$$\frac{x^3+2x}{x^2-1}=\sqrt{x^2-\frac{1}{x}}$$
$$x=?$$
I solved this but the equation $ (2x + 1) (3x ^ 4-x ^ 3 + 2x ^ 2-2x + 1) = 0 $ is formed I answer $ x =- \frac {1} {2} $ I know there is, but I couldn't do the next expression. I need help with that, or someone will solve it in a better way. I'd be happy with that.
On
Your way is fine with a solution for $x=-\frac12$, now we have that
$$3x ^ 4-x ^ 3 + 2x ^ 2-2x + 1=x^2(3x ^ 2-x + 1)+(x-1)^2 > 0$$
since $3x ^ 2-x + 1>0$.
To find complex roots we can refer to Quartic equation.
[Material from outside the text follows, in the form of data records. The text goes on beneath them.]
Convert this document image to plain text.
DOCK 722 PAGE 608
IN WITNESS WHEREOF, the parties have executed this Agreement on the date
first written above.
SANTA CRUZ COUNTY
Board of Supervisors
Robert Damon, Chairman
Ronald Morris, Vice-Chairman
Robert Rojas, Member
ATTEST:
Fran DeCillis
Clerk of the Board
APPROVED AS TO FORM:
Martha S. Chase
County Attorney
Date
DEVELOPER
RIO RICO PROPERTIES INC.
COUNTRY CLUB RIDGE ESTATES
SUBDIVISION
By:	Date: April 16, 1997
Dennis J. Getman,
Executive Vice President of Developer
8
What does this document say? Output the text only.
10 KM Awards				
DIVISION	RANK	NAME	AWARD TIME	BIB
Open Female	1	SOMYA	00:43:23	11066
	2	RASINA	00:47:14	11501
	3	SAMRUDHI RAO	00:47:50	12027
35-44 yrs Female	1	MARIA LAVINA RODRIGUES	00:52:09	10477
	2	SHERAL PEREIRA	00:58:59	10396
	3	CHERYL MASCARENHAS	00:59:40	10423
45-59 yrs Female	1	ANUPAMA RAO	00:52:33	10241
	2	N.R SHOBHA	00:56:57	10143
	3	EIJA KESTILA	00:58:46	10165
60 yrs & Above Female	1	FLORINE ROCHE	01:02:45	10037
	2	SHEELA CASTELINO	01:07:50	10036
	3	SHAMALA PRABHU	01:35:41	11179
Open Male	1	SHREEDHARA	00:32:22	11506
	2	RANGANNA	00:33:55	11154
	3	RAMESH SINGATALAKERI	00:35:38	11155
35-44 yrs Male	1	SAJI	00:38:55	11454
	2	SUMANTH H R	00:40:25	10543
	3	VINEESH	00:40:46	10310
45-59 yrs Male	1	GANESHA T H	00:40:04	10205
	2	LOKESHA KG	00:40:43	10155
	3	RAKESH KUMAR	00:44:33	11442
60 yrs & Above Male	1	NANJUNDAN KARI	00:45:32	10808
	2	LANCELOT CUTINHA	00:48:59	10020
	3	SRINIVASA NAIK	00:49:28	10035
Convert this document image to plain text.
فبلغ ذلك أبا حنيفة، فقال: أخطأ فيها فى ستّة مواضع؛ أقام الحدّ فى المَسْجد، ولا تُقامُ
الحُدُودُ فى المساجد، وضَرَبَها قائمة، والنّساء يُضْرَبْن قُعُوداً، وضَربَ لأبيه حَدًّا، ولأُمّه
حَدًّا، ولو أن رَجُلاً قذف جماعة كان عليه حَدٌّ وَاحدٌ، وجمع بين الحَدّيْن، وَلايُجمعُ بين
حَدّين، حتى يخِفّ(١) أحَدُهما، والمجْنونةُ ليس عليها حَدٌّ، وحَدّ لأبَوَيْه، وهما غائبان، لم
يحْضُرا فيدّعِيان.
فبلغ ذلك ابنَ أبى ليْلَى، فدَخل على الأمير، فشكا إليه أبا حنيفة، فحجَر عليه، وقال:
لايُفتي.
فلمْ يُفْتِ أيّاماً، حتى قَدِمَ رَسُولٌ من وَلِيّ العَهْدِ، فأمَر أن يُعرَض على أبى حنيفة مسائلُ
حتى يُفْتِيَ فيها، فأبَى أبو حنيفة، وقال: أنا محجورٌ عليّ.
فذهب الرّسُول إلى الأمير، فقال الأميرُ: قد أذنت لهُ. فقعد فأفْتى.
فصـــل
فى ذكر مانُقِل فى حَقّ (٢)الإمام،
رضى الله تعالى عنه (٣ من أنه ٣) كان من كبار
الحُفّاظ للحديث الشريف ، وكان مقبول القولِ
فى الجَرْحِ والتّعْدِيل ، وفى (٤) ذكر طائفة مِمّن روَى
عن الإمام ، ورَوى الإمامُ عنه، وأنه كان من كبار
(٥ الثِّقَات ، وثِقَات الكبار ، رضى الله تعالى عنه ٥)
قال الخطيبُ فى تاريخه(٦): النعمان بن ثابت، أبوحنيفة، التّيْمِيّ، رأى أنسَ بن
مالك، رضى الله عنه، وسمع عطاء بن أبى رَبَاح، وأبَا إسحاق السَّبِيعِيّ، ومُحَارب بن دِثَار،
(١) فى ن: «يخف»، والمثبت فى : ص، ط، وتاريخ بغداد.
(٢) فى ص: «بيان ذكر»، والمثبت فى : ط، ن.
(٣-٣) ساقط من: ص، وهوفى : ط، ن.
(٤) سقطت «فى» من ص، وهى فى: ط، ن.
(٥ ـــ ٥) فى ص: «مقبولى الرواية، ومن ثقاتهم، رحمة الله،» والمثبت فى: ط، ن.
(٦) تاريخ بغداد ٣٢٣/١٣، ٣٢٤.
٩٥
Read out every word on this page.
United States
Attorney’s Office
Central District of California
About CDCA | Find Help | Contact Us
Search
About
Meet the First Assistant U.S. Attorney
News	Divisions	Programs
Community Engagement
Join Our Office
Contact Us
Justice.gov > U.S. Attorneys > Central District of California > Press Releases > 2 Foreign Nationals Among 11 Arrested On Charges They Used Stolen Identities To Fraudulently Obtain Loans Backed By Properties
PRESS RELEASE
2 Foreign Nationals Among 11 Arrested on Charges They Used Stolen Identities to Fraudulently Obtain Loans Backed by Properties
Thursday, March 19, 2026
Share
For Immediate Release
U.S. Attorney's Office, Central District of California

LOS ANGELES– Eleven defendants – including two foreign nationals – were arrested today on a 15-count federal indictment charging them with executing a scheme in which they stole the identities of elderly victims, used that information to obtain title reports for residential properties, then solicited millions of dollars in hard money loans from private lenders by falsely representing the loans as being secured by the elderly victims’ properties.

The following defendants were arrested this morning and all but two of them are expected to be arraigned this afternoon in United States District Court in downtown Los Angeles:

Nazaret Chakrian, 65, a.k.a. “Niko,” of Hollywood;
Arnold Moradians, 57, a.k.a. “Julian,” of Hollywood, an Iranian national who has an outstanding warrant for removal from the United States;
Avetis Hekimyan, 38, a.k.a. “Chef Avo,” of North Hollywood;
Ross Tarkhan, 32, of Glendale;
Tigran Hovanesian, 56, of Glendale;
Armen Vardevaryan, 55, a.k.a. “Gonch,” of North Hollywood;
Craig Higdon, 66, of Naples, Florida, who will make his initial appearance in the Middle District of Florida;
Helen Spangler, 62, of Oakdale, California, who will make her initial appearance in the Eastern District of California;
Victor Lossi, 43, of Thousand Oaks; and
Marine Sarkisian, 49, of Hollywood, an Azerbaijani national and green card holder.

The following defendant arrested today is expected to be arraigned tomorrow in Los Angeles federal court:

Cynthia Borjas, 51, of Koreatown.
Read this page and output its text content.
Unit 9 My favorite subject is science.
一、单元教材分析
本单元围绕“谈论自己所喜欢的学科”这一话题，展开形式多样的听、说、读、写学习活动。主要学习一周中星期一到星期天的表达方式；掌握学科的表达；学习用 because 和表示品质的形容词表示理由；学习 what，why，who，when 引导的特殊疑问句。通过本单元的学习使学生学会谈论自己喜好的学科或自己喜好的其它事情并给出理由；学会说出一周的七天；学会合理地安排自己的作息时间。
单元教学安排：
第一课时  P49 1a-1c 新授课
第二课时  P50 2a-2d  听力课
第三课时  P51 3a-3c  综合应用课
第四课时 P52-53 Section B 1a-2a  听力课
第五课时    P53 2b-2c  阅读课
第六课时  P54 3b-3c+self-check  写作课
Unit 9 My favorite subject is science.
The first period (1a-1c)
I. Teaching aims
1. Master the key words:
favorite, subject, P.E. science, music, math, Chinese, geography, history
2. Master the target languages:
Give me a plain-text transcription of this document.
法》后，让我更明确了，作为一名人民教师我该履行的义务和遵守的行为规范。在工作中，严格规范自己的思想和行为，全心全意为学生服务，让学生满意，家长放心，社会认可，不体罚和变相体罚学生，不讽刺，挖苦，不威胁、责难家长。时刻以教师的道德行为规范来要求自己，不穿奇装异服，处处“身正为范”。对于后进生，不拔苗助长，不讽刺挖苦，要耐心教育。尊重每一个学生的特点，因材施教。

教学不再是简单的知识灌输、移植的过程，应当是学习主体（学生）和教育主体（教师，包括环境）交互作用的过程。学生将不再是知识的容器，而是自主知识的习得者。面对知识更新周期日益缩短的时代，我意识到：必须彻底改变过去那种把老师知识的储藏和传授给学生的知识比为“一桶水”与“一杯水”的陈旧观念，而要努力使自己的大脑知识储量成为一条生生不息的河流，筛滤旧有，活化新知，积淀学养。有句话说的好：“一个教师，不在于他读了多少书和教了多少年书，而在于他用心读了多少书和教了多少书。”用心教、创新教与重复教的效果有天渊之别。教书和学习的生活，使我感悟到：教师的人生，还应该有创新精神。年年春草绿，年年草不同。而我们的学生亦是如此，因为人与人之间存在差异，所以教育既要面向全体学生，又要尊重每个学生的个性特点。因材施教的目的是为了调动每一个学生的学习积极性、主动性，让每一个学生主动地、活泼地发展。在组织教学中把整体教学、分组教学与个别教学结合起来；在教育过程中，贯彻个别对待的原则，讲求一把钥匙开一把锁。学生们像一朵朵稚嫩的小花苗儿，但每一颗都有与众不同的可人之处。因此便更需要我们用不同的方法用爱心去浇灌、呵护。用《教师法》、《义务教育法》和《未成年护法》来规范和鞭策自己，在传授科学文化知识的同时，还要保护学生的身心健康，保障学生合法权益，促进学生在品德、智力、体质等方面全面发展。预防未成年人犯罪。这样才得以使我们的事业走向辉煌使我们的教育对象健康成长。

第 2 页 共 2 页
Just to give a different approach, note that any solution to $\frac{x^3+2x}{x^2-1}=\sqrt{x^2-\frac{1}{x}}$ must lie in $(-1,0)\cup(1,\infty)$ because the left hand side is negative on $(-\infty,-1)\cup(0,1)$ whereas the right hand side, being a square root, is always non-negative, and the expression is undefined at $x=0$ and $x=\pm1$. Now if $x\lt0$, then $3x^4-x^3+2x^2-2x+1$ is a sum of positive terms (i.e., $x^3$ and $2x$ are negative, so $-x^3$ and $-2x$ are positive), while if $x\gt1$, then
$$3x^4-x^3+2x^2-2x+1\gt3x^4-x^4+2x^2-2x^2+1=2x^4+1\gt0$$
so $3x^4-x^3+2x^2-2x+1$ has no roots in the feasible solution set for $x$. (In fact, as user's answer shows, it has no roots in $(0,1)$ either.)